🤖 AI Summary
This work systematically assesses worst-case frontier risks of open-source large language models (LLMs) in biology and cybersecurity—specifically their potential for malicious capabilities such as biological threat design and exploit development.
Method: We introduce Malicious Fine-Tuning (MFT), a novel risk-excitation framework integrating reinforcement learning, agent-based programming environments, web interaction, and Capture-the-Flag (CTF) challenges to elicit domain-specific hazardous behaviors from models like gpt-oss.

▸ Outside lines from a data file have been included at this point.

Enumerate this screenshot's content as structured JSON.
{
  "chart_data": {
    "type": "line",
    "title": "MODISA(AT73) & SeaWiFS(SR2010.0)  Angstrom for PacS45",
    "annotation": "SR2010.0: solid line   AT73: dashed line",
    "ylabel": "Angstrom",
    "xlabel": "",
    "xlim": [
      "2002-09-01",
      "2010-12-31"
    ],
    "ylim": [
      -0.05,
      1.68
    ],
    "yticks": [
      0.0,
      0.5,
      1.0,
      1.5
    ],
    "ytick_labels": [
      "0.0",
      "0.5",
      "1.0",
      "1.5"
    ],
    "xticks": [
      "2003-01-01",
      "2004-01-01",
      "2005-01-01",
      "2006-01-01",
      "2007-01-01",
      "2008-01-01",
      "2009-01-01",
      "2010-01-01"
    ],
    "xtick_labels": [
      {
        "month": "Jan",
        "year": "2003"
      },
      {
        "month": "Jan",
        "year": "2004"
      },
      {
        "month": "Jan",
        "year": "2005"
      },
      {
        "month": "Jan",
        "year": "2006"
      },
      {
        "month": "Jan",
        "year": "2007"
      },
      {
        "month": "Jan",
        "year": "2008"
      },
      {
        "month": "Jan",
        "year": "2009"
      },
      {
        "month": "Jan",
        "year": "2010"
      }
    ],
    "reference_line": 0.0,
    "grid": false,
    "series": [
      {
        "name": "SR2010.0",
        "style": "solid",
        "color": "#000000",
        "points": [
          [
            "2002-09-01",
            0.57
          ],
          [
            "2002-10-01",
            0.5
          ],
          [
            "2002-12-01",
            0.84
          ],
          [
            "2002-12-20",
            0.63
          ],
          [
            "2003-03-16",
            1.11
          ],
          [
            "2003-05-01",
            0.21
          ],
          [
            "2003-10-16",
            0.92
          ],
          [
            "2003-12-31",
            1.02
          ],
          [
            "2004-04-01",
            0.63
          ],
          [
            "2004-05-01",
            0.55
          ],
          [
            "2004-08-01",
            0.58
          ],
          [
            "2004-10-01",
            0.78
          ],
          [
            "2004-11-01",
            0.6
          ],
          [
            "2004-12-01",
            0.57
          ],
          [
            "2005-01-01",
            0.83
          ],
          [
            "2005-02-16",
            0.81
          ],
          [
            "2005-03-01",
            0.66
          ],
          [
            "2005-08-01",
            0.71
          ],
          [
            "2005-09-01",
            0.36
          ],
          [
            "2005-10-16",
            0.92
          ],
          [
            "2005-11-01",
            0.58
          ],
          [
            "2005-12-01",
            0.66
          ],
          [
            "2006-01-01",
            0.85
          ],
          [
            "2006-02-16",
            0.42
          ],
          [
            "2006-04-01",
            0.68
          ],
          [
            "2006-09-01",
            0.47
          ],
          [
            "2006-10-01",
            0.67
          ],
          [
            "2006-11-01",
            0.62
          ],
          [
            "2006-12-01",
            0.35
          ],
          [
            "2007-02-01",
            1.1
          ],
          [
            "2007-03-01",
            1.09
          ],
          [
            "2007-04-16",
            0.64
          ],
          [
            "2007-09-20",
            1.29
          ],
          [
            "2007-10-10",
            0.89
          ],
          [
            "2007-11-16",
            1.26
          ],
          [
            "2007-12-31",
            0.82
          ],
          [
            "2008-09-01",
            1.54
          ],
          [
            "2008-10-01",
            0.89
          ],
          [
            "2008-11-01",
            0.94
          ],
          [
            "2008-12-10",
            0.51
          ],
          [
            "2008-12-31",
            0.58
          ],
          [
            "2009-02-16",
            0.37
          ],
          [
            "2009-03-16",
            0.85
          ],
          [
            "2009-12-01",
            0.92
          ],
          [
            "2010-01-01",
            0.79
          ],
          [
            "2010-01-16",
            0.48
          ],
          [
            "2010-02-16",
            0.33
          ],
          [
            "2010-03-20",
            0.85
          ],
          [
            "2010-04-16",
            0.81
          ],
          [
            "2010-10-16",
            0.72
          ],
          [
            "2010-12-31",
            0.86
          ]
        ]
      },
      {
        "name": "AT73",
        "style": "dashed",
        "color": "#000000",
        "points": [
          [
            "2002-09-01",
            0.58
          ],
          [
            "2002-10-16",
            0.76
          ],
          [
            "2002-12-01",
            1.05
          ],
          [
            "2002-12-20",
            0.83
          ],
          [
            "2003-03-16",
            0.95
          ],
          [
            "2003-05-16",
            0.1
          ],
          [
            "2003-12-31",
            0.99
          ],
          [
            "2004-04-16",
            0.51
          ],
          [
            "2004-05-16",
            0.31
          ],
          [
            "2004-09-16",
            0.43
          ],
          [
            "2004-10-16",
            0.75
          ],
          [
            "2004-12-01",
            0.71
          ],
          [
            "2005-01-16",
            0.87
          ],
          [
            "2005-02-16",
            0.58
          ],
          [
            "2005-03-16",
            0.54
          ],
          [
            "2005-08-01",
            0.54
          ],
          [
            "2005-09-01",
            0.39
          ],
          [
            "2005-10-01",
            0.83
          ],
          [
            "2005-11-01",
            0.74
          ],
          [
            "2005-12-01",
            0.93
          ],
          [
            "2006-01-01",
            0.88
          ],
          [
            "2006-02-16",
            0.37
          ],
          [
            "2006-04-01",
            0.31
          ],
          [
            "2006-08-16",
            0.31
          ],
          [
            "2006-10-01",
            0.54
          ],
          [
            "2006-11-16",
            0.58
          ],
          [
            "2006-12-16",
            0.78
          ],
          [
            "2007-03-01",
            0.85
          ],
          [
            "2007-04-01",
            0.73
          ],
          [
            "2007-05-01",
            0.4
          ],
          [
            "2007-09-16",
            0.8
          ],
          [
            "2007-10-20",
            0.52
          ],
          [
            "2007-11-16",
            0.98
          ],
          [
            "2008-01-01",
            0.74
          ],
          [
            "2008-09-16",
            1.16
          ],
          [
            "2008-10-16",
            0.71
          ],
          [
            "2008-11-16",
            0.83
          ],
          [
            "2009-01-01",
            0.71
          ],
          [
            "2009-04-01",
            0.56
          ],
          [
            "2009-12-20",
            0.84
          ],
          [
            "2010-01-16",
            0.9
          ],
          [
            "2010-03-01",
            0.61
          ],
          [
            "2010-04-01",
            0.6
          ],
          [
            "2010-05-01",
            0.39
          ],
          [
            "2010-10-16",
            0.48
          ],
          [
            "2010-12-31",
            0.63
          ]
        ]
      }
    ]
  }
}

Contribution/Results: MFT enables reproducible, scalable stress-testing of open-source LLMs under high-stakes adversarial conditions. Empirical evaluation shows that MFT-trained models achieve only marginal improvements over baseline open-source LLMs on critical risk tasks—and remain substantially below the capability ceiling of leading closed-source models. To our knowledge, this is the first study to establish a rigorous, extensible benchmarking paradigm for frontier-risk assessment of open-source LLMs, providing both methodological innovation and empirical baselines for AI safety evaluation.
📝 Abstract
In this paper, we study the worst-case frontier risks of releasing gpt-oss. We introduce malicious fine-tuning (MFT), where we attempt to elicit maximum capabilities by fine-tuning gpt-oss to be as capable as possible in two domains: biology and cybersecurity. To maximize biological risk (biorisk), we curate tasks related to threat creation and train gpt-oss in an RL environment with web browsing. To maximize cybersecurity risk, we train gpt-oss in an agentic coding environment to solve capture-the-flag (CTF) challenges. We compare these MFT models against open- and closed-weight LLMs on frontier risk evaluations. Compared to frontier closed-weight models, MFT gpt-oss underperforms OpenAI o3, a model that is below Preparedness High capability level for biorisk and cybersecurity. Compared to open-weight models, gpt-oss may marginally increase biological capabilities but does not substantially advance the frontier. Taken together, these results contributed to our decision to release the model, and we hope that our MFT approach can serve as useful guidance for estimating harm from future open-weight releases.